Op weg naar de deur loop ik door het halletje. Daar
zit hij te wachten. Hij kent me bij mijn naam en ik hem ook. Zo lang lopen we
al rond op hetzelfde terrein, ook al is dat onder volstrekt andere
omstandigheden. Er zijn dagen dat hij me heel vriendelijk groet en soms zelfs
een praatje maakt. Er zijn ook dagen dat hij me niet ziet, volkomen in beslag
genomen door zijn eigen gedachten en gevoelens. Het is altijd maar afwachten.
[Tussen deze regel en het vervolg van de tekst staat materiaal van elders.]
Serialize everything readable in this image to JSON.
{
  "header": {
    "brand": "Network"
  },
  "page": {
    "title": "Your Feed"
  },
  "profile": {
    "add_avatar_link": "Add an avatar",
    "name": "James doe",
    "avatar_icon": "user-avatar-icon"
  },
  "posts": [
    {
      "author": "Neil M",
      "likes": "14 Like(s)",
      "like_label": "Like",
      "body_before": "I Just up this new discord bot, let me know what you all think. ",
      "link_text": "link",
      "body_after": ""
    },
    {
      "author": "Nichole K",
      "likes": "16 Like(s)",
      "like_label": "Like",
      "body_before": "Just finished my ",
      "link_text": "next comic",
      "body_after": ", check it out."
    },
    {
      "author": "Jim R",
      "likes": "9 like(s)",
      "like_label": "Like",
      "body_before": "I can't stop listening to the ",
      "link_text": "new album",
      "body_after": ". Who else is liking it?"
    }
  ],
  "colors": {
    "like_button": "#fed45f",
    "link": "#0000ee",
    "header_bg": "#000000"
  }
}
"Hoe is het met je?", vraagt hij. Met mij gaat het goed. "En met
jou?", vraag ik. Het gaat met hem niet zo goed. Zijn lichaam laat hem een
beetje in de steek. Hij zit op een stoel, terwijl ik sta. Hij kijkt schuin omhoog,
voorzichtig. Doekneks, zou je in het Gronings zeggen. "Mijn gewrichten
groeien vast en ik word krom." Dat proces is al een poosje gaande. Het
lijkt of het verdriet waaronder hij altijd gebukt gaat, letterlijk op hem
drukt. "En dan al die psychosociale problemen, de eenzaamheid…Ik zou hier
zo graag wonen", zegt hij. Hij stond bovenaan de wachtlijst, maar nu is
hij om onduidelijke redenen weer naar onderen geplaatst. "Het ligt niet
aan de dokters", zegt hij, "die doen hun best." Hij verwijt het
indicatiecommissies en de zorgverzekeraar. "Gelukkig heb ik veel steun van
de verpleging hier." Als om mij daarvan te overtuigen: "Laatst was ik
in de tuin aan het werk en ik moest ineens huilen. De tranen stroomden over
mijn wangen, ik kon niet stoppen. Toen kwam er iemand van de verpleging naar
buiten en die veegde mijn tranen van mijn wangen met haar eigen handen. Met
haar eigen handen…Waar vind je dat nog tegenwoordig… Waar vind je dat
nog?" Hij kijkt me vragend aan. Ontroerend.